In order to improve borrowing circumstances, he encouraged the National Assembly to make sure that any additional federal or state loans flow directly into capital projects that have already been approved and have the potential to boost the economy.

He stated, “We are borrowing to fund consumption, not production, if our revenue projections cannot cover recurrent expenditure.”

There are still administrative components in our capital expenditures that do not correspond to infrastructure. Roads, railroads, and other vital infrastructure that boosts productivity should be the only uses for borrowing.

He pointed out that Nigeria’s goal of having a $1 trillion economy by 2030 will necessitate 15–17% annual GDP growth, which can only be achieved if borrowing is linked to extensive infrastructure that boosts productivity both nationally and regionally.

Heavy dollar withdrawals and political cash transfers during election years, according to Alaje, are to blame for Nigeria’s frequent currency crises. Since 1999, this practice has exacerbated inflation and devalued the naira following each election cycle.

I have been monitoring election spending since 1998. “During campaigns, dollar flows into the economy always spike,” he stated.

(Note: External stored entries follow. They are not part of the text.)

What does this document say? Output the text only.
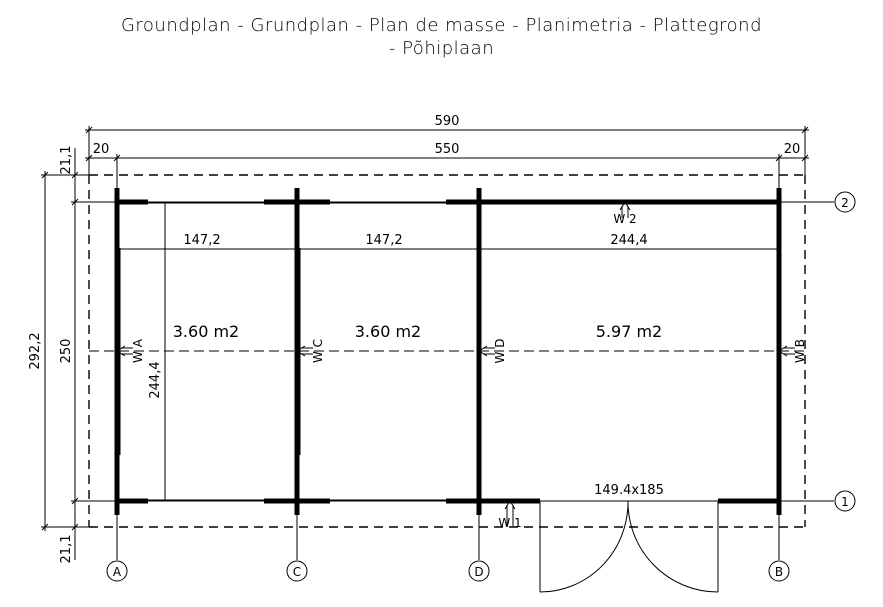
Groundplan - Grundplan - Plan de masse - Planimetria - Plattegrond
- Põhiplaan
A	C	D	B
2
1
W A	W C	W D	W B
W 2
W 1
590
550
20	20
292,2 250
21,1
21,1
244,4
147,2	147,2	244,4
149.4x185
3.60 m2	3.60 m2	5.97 m2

“2010, 2014, and 2023 were the worst years. Politicians destabilize the currency rate by taking dollars out of the reserves and pumping them into the Bureau de Change market. The economy starts to plummet following elections.

Due to large financial infusions by political players, he continued, the pre-election year frequently records the fastest economic growth. However, Nigeria sees slowdown, instability, and inflation rises just after elections, which are exacerbated by worldwide economic shocks.

“Prohibit Dollar Election Spending”

Alaje suggested a severe legal prohibition on the use of foreign currency in political campaigns in order to lessen the harm.

He declared, “The National Assembly and INEC must mandate that all election expenditures be made in naira.”

“The EFCC ought to have the authority to monitor and prosecute anyone who spends money on elections.” After the elections, we can only stabilize the economy in this way.

Alaje added that coordinated regional economic zones, such as those in the Southwest and North-Central, would spur rapid industrialization akin to China’s growth model and urged governors to imitate the infrastructural expansion saw in Lagos and Abuja throughout the country.